Laut eines Berichts des Nachrichtenmagazins „Der Spiegel“, hat Bundeswirtschaftsminister Sigmar Gabriel (SPD) in einer vertraulichen Gesprächsrunde das Klimaschutzziel der Bundesregierung, die CO2 Emissionen bis 2020 um 40 Prozent gegenüber 1990 zu senken, als nicht realisierbar bezeichnet.
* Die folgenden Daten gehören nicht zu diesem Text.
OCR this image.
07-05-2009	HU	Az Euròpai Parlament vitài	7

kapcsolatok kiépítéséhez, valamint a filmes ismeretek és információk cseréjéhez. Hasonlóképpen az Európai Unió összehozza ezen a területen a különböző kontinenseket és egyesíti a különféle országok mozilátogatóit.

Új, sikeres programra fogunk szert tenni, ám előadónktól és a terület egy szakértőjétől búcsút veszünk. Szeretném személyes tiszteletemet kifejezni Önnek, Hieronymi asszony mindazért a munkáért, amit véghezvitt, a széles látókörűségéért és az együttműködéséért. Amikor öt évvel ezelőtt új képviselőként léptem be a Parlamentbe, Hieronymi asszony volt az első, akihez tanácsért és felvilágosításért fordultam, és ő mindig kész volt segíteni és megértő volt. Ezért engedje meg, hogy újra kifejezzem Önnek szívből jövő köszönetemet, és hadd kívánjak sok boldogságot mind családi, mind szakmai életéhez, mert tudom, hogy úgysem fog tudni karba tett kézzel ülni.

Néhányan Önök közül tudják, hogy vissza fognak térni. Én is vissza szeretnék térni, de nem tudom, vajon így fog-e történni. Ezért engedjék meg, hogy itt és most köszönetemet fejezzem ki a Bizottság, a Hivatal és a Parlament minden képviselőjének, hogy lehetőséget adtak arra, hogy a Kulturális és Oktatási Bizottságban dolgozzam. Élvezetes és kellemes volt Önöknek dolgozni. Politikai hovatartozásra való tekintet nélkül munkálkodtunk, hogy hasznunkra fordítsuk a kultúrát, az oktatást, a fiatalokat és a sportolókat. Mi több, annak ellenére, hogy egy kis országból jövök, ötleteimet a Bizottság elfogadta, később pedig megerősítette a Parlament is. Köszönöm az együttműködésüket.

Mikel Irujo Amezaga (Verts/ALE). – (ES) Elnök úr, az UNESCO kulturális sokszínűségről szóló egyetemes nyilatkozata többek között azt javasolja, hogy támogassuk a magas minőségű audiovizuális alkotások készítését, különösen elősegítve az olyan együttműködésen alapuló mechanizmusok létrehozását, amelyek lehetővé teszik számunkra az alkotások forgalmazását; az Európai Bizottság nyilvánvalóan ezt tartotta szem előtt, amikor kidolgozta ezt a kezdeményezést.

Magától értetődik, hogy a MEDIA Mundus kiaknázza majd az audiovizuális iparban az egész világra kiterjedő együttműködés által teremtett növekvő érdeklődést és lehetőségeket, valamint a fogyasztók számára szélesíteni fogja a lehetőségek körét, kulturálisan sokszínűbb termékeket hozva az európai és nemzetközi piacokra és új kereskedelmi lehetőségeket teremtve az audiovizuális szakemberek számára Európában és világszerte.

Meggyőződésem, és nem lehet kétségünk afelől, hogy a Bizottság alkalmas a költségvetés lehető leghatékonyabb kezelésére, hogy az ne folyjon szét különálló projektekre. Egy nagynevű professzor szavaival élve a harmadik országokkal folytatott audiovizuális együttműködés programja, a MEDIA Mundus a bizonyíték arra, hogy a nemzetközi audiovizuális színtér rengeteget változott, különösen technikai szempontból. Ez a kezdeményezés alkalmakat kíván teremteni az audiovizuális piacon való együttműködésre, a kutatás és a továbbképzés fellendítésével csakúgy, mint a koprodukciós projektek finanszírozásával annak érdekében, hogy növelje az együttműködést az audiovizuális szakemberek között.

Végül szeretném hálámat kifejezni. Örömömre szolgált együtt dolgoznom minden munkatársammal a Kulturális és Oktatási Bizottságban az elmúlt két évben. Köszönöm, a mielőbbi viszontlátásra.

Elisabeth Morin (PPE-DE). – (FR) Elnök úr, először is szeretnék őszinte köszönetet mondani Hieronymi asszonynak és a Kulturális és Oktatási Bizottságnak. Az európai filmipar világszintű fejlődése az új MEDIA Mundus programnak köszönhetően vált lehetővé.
„Ist doch klar, dass das Ziel nicht zu halten ist“, zitierte der Spiegel Gabriel. In einer darauffolgenden Stellungnahme wies der Minister den Bericht allerdings zurück und bekräftigte erneut, die 40 Prozent seien machbar. In der ARD sagte er, „Nein, das ist natürlich zu halten“. „Wir müssen – auch wegen der internationalen Wirkung – zeigen, dass ein Industrieland wie Deutschland in der Lage ist, Klimaschutz zu betreiben, ohne dass es seinen wirtschaftlichen Erfolg gefährdet.“

Gegen ein baldiges Ende der Kohleverstromung in Deutschland sei er aber nach wie vor, denn ein vorschneller Ausstieg berge enorme Risiken vor allem in der Versorgungssicherheit. Außerdem treibe es die Strompreise in die Höhe und gefährde die deutsche Wirtschaft, so Gabriel.